Going Up Against Tiger
Dominate the PGA in Electronic Arts' Tiger Woods PGA Tour 08. This year's edition of the company's annual golf franchise retains the quality play of last year's game, but developer Tiburon injected it with some key features that'll make it stand out from its predecessor.
It starts with EA Sports GamerNet, an online feature designed to build community and get competitive juices flowing. This mode allows you to record and upload everything you do, from dramatic hole in ones to impossible shots. Not only does this give other gamers something to look at, but they can also attempt to recreate your classic moments, the goal to prove that what you did wasn't that amazing. You'll also earn points for successfully completing challenges, and these get uploaded onto online leader boards. Even better, EA may upload its own challenges. Gamers can even vote on which ones they like the best, which (in theory), causes the best ones to bubble to the top. Thus, the mode has infinite replay value. You could play this for months without tapping into the rest of the game.
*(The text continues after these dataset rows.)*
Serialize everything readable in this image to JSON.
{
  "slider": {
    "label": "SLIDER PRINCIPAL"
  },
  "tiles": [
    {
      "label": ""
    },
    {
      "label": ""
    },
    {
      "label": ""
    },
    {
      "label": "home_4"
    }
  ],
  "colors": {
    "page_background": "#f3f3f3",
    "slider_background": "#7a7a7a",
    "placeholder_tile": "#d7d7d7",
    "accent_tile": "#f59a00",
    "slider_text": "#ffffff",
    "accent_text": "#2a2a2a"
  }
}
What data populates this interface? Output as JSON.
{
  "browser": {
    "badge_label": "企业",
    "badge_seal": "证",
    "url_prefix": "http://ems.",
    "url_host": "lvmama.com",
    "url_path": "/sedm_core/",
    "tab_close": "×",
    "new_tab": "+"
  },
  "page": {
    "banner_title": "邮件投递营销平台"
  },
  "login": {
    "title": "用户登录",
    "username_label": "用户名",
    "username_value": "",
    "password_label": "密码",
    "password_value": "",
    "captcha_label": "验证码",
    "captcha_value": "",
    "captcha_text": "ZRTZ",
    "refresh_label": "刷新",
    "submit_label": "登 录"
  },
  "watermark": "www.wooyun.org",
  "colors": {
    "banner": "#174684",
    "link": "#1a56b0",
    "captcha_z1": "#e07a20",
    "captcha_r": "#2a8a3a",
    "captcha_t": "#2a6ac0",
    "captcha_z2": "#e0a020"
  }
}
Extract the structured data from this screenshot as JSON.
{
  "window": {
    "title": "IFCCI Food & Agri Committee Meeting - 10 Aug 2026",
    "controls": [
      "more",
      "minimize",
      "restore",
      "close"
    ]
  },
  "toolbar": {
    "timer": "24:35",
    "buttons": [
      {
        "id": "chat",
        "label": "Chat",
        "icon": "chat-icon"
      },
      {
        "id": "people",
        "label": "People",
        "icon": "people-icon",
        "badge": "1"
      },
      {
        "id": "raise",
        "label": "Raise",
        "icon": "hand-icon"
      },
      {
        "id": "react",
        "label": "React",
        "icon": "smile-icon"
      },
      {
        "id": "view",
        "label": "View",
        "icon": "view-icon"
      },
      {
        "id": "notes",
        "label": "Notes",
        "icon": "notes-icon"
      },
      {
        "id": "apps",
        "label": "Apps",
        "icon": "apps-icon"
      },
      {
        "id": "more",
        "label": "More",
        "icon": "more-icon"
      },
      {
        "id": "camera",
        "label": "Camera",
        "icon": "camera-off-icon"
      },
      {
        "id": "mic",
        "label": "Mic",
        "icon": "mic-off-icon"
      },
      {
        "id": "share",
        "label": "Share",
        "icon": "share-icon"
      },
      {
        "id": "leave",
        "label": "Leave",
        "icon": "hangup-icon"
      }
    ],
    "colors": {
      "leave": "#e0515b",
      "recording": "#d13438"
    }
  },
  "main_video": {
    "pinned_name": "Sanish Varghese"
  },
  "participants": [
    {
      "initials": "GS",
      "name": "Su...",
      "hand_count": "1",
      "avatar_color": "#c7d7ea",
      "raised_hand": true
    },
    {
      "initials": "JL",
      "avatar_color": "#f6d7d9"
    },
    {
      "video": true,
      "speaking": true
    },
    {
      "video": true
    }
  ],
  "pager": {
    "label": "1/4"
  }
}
We envision EA applying GamerNet to all of its sports games. In NBA Live, for example, users could upload their late game heroics and then challenge you to match them. The same goes for Madden and NHL. Score two touchdowns with a minute left in the fourth quarter? No problem.
We also love the Confidence Meter, which will change sports video games forever. Instead of approaching the next hole with all your abilities intact, how you perform depends on what you previously did. If you take risky shots and fail to deliver, for example, your pro golfer loses confidence, increasing the likelihood that you'll screw up even more. Other factors, such as shot type, club used and distance also determine your shakiness. This also affects the targeting circle. If you suck, the circle grows, making it difficult to play. If you dominate the course it decreases, giving you a much better opportunity to make the tour-winning putt.
On one hand, the confidence meter makes things a bit unfair. Just because you botched up the previous hole doesn't mean you should suffer a handicap. Players do, after all, come back and defy the odds. At the same time, EA just wants to convey the stress players suffer from as well as the guts needed to pull it together. Now, instead of sleeping through the first five holes you need to pay attention the entire round, lest you come face to face with a hungry and confident Tiger Woods.
If that's not enough to destroy your confidence, the new putt preview camera definitely will. Instead of repeatedly viewing the best angle, you get once chance. Using up that one opportunity and getting distracted may cost you the hole.
EA also made the game more personal, with the option to upload a picture of your face only and put yourself into the game, essentially creating your own custom golfer. In addition to slapping your mug onto the character model, you can also add accessories like hats, sunglasses and ugly golfer outfits. You can use the Xbox Live Vision Camera (360 version only) or any digital camera. Then, you send the pictures (EA recommends a front and side photo, the front being the most important) to the Tiger Woods PGA Tour 08 website.
Tiger's single player component looks more engaging, thanks to a nonlinear structure that lets you pick and choose your next match. You'll square off against golf's best as well as unlock stuff along the way. You just won't have to follow a specific route.
EA tossed new courses into the game as well, such as Harbor Town, TPC Boston, Cog Hill, Westchester Country Club and East Lake. And you'll select from a host of popular golfers such as John Daly, Christie Kerr, Morgan Pressel, Vijay Singh and of course, Tiger Woods.
Furthermore, the game looks outstanding. EA and Tiburon continue to do great work capturing each course as well as the likenesses of each golfer. Tiger Woods, above all the others, looks almost photo realistic.
Previous Tiger Woods games for the Xbox 360 lacked features, making them feel shallow. This year's game packs enough content to justify its $59.99 MSRP, and we strongly suggest you go a few rounds with it August 28.